LA Mayor Eric Garcetti just signed the new budget. 53% of went goes to LAPD. That’s more than half the city budget. And we wonder why there’s no funding for housing the homeless, or for the school districts. The next day, he pulled $150 million from that $1.8 billion, which means he just reduced the police budget by 8%. If my math is right, that would make it 49% instead of 53% of the city budget.
The answer is not a small reduction in their budget. The answer, at minimum, is a nearly total defunding of the police, and there are an increasing number of people who think the police should be done away with altogether. That’s not a fringe idea, either: NPR just did a piece on it yesterday.
To my fellow white folks who seem to be keeping an emotional distance from all of this while engaging in pearl clutching and saying “what can we do? How is it that over 25 years since the LA Riots we’ve learned nothing?”

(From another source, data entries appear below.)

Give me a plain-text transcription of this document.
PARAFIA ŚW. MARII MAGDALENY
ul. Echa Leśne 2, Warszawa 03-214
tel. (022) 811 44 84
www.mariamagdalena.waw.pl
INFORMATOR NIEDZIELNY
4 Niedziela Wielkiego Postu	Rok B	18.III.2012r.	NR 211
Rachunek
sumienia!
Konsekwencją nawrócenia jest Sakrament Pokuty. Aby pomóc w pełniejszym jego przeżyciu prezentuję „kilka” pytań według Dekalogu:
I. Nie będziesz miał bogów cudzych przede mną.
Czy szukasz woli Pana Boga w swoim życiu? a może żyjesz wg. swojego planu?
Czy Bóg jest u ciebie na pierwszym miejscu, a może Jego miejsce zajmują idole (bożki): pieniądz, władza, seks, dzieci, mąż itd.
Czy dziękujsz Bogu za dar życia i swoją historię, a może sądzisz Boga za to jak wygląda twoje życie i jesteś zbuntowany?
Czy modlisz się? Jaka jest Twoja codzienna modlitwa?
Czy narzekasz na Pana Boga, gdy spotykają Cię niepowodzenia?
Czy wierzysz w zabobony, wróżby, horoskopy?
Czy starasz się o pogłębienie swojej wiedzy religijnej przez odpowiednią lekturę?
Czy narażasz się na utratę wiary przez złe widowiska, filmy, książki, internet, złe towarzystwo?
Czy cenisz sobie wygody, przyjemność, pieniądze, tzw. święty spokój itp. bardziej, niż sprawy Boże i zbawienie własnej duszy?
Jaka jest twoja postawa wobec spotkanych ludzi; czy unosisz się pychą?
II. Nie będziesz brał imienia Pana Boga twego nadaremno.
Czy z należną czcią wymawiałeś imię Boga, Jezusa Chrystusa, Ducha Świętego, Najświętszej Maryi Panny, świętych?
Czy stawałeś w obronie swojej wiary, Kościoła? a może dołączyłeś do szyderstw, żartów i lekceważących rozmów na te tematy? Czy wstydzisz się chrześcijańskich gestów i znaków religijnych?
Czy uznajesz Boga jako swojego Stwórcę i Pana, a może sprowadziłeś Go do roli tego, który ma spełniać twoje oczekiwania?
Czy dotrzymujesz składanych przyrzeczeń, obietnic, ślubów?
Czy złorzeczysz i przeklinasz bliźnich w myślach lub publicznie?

The answer is what have we done? Nothing except maybe urge pragmatism and baby steps. This isn’t the LA Riots anymore. This is across the entire country. If we were watching it unfold in any other country, we would call it a Revolution. Maybe that’s what we need to call it here, too.
And please understand: the cops and the National Guard are not just opening fire on Black people anymore. They marched through Minneapolis the other day shooting at middle class white people who were on their own lawns. Middle class white people just like you.
Understand too that its not up to us white folks to take the lead on this once we finally realize something needs to be done. Us being in charge is what got us to this place.